Foreign exchange trading analysis: Will USD/CHF break below 0.9?
Before the European market on Thursday (February 6th), the US dollar/Swiss franc fluctuated above the key psychological level of 0.9000, attracting some bargain hunters, ending the three-day decline and gradually recovering from a one week low. However, analysts believe that the sharp correction that began around 0.9200 this week has not yet fully ended.
The US dollar has recently experienced a slight rebound, ending its previous trend of falling to a one week low. However, analysts believe that despite the rebound of the US dollar, its overall upward momentum is still limited, mainly due to the market's expectation of further easing of monetary policy by the Federal Reserve. The market generally expects that the Federal Reserve may cut interest rates multiple times this year, which to some extent suppresses the upward potential of the US dollar.
Meanwhile, as a traditional safe haven currency, the Swiss franc's performance is influenced by global market sentiment. The safe haven buying of the Swiss franc has decreased, providing some support for the USD/CHF exchange rate. However, the cautious sentiment in the market still exists, especially concerns about US trade policies, which may limit the decline of the exchange rate.
At present, the market has very strong expectations for the Federal Reserve to cut interest rates, and it is expected that the Fed will cut interest rates at least twice this year. This expectation was further strengthened after the release of the US ISM Services PMI data in January. Data shows that the US ISM services PMI for January fell from 53.9 last month to 52.8, lower than market expectations, reflecting a slowdown in service industry activity. Despite the strong performance of ADP private employment data in the same month, which added 183000 jobs, higher than the revised 176000 last month, this positive news has not completely offset the negative impact of ISM service PMI data, and market concerns about the US economic outlook have not completely dissipated.

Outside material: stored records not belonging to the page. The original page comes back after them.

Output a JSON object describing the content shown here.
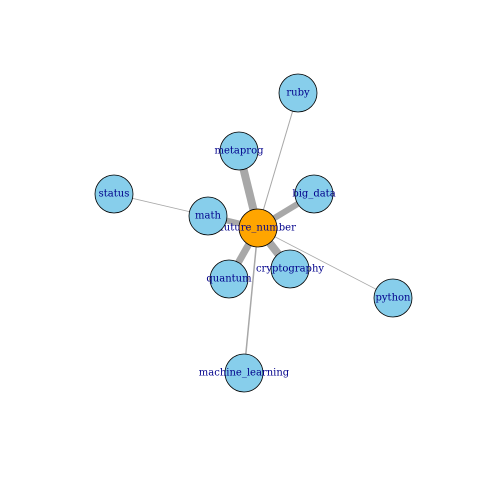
{
  "graph": {
    "colors": {
      "center_fill": "#ffa500",
      "node_fill": "#87ceeb",
      "label_color": "#00008b",
      "edge_color": "#a8a8a8"
    },
    "nodes": [
      {
        "id": "future_number",
        "label": "future_number",
        "center": true
      },
      {
        "id": "ruby",
        "label": "ruby"
      },
      {
        "id": "metaprog",
        "label": "metaprog"
      },
      {
        "id": "status",
        "label": "status"
      },
      {
        "id": "big_data",
        "label": "big_data"
      },
      {
        "id": "math",
        "label": "math"
      },
      {
        "id": "quantum",
        "label": "quantum"
      },
      {
        "id": "cryptography",
        "label": "cryptography"
      },
      {
        "id": "python",
        "label": "python"
      },
      {
        "id": "machine_learning",
        "label": "machine_learning"
      }
    ],
    "edges": [
      {
        "from": "future_number",
        "to": "ruby",
        "weight": 1
      },
      {
        "from": "future_number",
        "to": "metaprog",
        "weight": 8
      },
      {
        "from": "future_number",
        "to": "big_data",
        "weight": 6
      },
      {
        "from": "future_number",
        "to": "math",
        "weight": 6
      },
      {
        "from": "future_number",
        "to": "quantum",
        "weight": 7
      },
      {
        "from": "future_number",
        "to": "cryptography",
        "weight": 8
      },
      {
        "from": "future_number",
        "to": "python",
        "weight": 0.8
      },
      {
        "from": "future_number",
        "to": "machine_learning",
        "weight": 1.5
      },
      {
        "from": "math",
        "to": "status",
        "weight": 0.8
      }
    ]
  }
}
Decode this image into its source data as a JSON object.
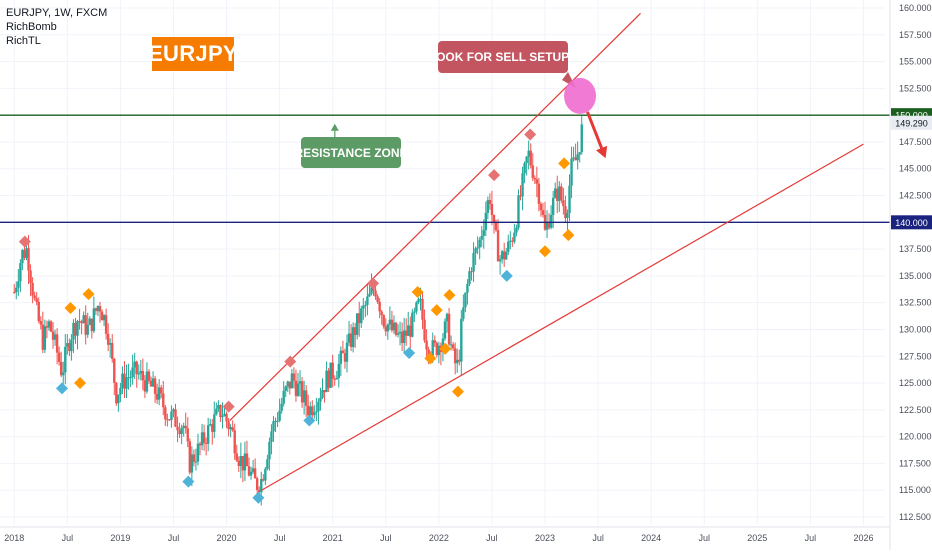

Technical analyst interpretation:
From a technical perspective, the USD/CHF is currently fluctuating around the psychological level of 0.9000, which is both a support level and a focus of market attention. Recently, the exchange rate has stabilized around this level, attracting some buying interest and ending the previous three-day decline.
1. Price trend
Currently, the US dollar/Swiss franc is fluctuating around 0.9030, and at the daily level, the exchange rate has formed a strong support around 0.9000. However, whether this support level can be sustained still depends on the subsequent price trend. If the exchange rate can successfully reach 0.9050, it may further challenge the 0.9100 region; On the contrary, if the price falls below 0.9000 again, it may trigger another market sell-off and push the exchange rate back to a lower level.
2. Technical indicator analysis
From a technical perspective, the RSI (Relative Strength Index) is currently in the neutral zone, at around 48, indicating a lack of clear direction in the market in the short term. The MACD indicator shows that the distance between the fast and slow lines is relatively small, indicating weak market momentum. In addition, the Bollinger Bands indicator shows that prices have recently fluctuated around the middle band of the Bollinger Bands, with a decrease in volatility, indicating that the market is currently in a relatively calm state.
3. Key support and resistance levels
For USD/CHF, 0.9000 is an important psychological barrier and also a strong support. If the exchange rate can successfully stabilize above 0.9000, it may attract more buying interest and drive the exchange rate further upward; On the contrary, if the price falls below 0.9000, it may trigger further market selling and push the exchange rate back to a lower level.
In addition, 0.9050 is also an important resistance level, and if the exchange rate can break through this level, it may further challenge 0.9100. On the other hand, 0.8950 is also a key support level, and if the exchange rate falls below this level, it may trigger panic selling in the market, pushing the exchange rate further down.
summary
In summary, the current trend of USD/CHF is influenced by both fundamental and technical factors. Although the exchange rate has stabilized around 0.9000, attracting some buying interest, market expectations of the Federal Reserve's interest rate cuts and concerns about the global economic outlook have to some extent suppressed its upward potential. From a technical perspective, 0.9000 is an important support level, and if the exchange rate can remain above this level, it may push it further upward; On the contrary, it may trigger further market selling.